Help with Physics question

[Ludicrous Depth]

About to take my divemaster exam and not sure of the answer to one of the review questions. Any of you physics guru's out there who can chime in, I would really appreciate the help.

An object weights 566 pounds. It displaces 6.6 cubic feet of water. How much sea water do you need to dislpace to give the object 60 pounds of positive buoyancy?

Here are my two lines of reason, which one is correct?

6.6 X 64 = 422.4, so 566 - 422.4 = 143.6 * 80 = 223.6 / 64 = 3.49 or 3.5 cubic feet.
or
566 + 60 = 646 / 64 = 10.09 cubic feet.

 

[Jim Lapenta]

I'm not sure where your figure of 80 is coming from. Do you mean 60?

 

[Ludicrous Depth]

Yes, sorry it should be 60. I have changed it on the post

 

[TSandM]

Your first line of reasoning is correct. Since the object displaces water, it will experience a buoyant force equal to the weight of the water it displaces, making its apparent "weight" underwater less than on dry land. You need to do the calculations with the correct numbers, though.

 

[Crush]

D = the density of sea water is 1020 to 1029 kg/m3, depending on the temperature and salinity
D = 64 lbs / ft3 (assume 1020 kg/m3, convert to 63.7 lbs / ft3)

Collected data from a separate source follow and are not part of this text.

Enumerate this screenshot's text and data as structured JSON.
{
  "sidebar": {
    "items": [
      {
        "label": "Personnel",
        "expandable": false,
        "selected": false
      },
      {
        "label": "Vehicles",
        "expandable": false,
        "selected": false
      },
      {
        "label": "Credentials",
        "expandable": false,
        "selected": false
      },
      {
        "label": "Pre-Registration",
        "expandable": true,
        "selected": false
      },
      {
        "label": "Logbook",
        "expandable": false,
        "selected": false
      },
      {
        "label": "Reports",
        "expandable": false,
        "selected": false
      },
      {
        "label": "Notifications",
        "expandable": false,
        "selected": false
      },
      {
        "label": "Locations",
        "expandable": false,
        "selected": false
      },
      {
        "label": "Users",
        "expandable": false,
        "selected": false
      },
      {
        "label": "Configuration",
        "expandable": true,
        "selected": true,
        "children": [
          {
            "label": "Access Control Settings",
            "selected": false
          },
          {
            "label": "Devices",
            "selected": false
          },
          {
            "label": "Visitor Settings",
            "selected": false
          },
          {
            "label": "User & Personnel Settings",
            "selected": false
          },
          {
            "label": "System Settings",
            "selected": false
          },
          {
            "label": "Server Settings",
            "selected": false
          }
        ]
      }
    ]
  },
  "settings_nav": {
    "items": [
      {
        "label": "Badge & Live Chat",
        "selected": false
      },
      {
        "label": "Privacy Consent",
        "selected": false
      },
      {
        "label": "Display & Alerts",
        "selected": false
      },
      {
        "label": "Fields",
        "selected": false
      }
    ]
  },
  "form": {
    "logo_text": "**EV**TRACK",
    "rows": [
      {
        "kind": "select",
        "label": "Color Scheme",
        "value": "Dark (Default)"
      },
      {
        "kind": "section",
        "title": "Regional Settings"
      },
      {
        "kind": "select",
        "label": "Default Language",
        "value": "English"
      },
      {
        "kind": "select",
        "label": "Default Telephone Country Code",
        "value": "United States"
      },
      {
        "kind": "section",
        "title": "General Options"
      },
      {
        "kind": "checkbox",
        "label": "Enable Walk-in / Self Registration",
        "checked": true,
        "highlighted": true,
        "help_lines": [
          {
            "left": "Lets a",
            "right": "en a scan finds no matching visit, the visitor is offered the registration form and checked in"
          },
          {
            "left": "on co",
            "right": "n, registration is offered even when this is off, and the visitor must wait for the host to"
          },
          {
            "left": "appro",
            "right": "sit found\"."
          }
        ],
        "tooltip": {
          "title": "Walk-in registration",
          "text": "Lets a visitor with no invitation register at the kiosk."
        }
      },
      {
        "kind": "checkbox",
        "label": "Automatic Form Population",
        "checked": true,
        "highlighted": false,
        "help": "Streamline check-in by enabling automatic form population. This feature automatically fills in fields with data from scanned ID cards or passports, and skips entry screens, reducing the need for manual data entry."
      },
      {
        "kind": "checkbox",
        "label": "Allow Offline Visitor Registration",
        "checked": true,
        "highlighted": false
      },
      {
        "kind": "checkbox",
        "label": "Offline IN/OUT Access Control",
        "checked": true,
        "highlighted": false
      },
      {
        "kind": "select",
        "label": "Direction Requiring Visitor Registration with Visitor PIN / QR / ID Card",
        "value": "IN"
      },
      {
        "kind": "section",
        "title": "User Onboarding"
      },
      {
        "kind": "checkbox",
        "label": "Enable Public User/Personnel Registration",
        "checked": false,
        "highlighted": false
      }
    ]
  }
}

Bi = inherent buoyancy of the object (how much it wants to float, not to be confused with whether or not it floats)
= volume x density of water displaced
= 6.6 ft3 x 63.7 lbs / ft3
= 422.4 lbs

Bactual = inherent buoyancy - mass
= Bi - 566
= -144 lbs (rounding the answer) Note: negative buoyancy = it sinks

Breq = buoyancy required = 60 lbs

Badded = buoyancy you have to add (to satisfy your requirement that it is 60 lbs positively buoyant)
= Breq - Bactual
= 60 - (-144)
= 60 + 144
= 204 lbs

Badded = volume x density of water displaced, so
volume = Badded / density of water displaced
= 204 lbs / 63.7 lbs / ft3
= 3.2 ft3

 

[Jim Lapenta]

Ok, thought so. The displacement of the object itself provides 422.4lbs of lift as you stated. Leaving you with 143.6 lbs to make it neutral as you correctly found. In order to give it that extra 60lbs of positive buoyancy you will need to displace 203.6 lbs, Dividing 203.6 by 64 gives you a figure of 3.18+ cu ft you need to displace

 

[Ludicrous Depth]

So with correct numbers it should be;

6.6 X 64 = 422.4
566 - 422.4 = 143.6
143.6 + 60 = 203.6
203.6 / 64 = 3.18 which rounds up to 3.2 cubic ft.

 

[Ludicrous Depth]

Thanks to all, you are awesome

 

[Ludicrous Depth]

Ok, here is the last one

Object weighs 125 pounds
Displaces 2 cubic feet
How much weight do you need to make it 50 pounds negatively buoyant in sea water.

2 X 64 = 128
128-125 = 3
3 + 50 = 53 pounds needed

 

[bleeb]

An object weights 566 pounds. It displaces 6.6 cubic feet of water. How much sea water do you need to dislpace to give the object 60 pounds of positive buoyancy?

No arguments here about the math people have presented. My question is more what exactly is the exam question asking, total displacement (10.1 cu ft) or additional displacement above that of the object (3.5 + 6.6 cu ft)? It seems a literal interpretation could go either way, which is maybe part of what the OP is asking about. Is there some detail of terminology in the question that the exam creators normally use that help make this less ambiguous?